Zur Linken liegt eine Apfelplantage. Sehr passend. War nicht auch ein Apfel für Sir Isaac Newton die Frucht der Erkenntnis? Ein Apfel nämlich - so will es die Legende - soll dem unter einem Baum dösenden Wissenschaftler eines Tages auf den Kopf gefallen sein. Ein Gedankenblitz schlug ein - und seitdem regierte das newtonsche Gravitationsgesetz die Bewegung der Planeten und hielt die Welt in ihren Angeln.


Gravitationswellen dehnen und stauchen den Raum

So lange, bis Albert Einstein seine Allgemeine Relativitätstheorie vorstellte. Demnach ist Gravitation nicht mehr eine simple Kraft, die zwischen zwei Massen - etwa Erde und Mond - wirkt, welche sich durch den starren Euklidischen Raum bewegen. Vielmehr ist der Raum selbst verformbar und dynamisch. So krümmt eine Masse wie die Sonne den Raum in ihrer Umgebung. Eine zweite (kleinere) Masse wie ein Planet folgt in seiner Bewegung dann dieser Raumkrümmung.

Ändert sich die lokale Raumkrümmung, weil eine Masse - beschleunigt - den Raum durchquert, pflanzt sich diese Änderung als Welle mit Lichtgeschwindigkeit in der Struktur der Raumzeit fort.

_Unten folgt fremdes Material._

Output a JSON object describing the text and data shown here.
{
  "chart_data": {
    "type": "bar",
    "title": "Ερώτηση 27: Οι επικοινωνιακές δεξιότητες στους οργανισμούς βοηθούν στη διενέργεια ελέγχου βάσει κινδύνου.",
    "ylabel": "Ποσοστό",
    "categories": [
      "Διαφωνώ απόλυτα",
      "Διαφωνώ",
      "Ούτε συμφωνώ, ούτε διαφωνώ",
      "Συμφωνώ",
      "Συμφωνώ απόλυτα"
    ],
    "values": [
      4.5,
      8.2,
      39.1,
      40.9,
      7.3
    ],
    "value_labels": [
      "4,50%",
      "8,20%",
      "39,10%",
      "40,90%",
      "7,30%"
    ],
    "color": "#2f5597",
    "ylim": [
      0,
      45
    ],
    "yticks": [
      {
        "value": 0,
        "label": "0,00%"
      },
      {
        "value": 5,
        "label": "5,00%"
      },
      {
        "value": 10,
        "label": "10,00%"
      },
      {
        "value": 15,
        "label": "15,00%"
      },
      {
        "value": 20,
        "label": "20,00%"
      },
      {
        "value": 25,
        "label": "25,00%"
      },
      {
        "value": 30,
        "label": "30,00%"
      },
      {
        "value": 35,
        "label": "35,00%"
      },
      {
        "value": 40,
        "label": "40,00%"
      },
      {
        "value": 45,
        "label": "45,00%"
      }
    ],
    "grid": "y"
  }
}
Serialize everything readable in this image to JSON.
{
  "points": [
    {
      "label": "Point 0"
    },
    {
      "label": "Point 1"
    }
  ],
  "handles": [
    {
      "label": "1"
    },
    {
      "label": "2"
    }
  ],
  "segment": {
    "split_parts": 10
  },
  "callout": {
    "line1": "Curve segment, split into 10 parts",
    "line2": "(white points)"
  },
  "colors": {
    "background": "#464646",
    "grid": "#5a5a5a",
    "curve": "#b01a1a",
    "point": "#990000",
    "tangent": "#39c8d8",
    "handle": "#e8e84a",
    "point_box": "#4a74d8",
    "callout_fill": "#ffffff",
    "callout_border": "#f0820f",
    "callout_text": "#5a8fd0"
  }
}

Auf ihrer Reise durch das Universum dehnen und stauchen diese Gravitationswellen den Raum senkrecht zu ihrer Ausbreitungsrichtung. Die Wechselwirkung von Gravitationswellen mit Materie ist extrem gering. Außerdem sinkt ihre Stärke umgekehrt proportional zur Entfernung von der Quelle. Daher glaubte Einstein selbst nicht daran, dass sich dieses aus seiner Theorie folgende Phänomen jemals würde messen lassen.


Die Quellen der Wellen

Der erste - wenngleich indirekte - Nachweis von Gravitationswellen gelang den Astrophysikern Russell A. Hulse und Joseph H. Taylor, die dafür im Jahr 1993 den Nobelpreis erhielten. Sie beobachteten bei dem Doppelpulsar-System PSR B1913+16 über mehrere Jahre hinweg eine Veränderung der Bahndaten. Der daraus errechnete Energieverlust des Systems stimmte exakt mit den theoretischen Werten für die Abstrahlung von Gravitationswellen überein. Inzwischen wurde dieser Effekt bei einer ganzen Reihe solcher Doppelsysteme bestätigt.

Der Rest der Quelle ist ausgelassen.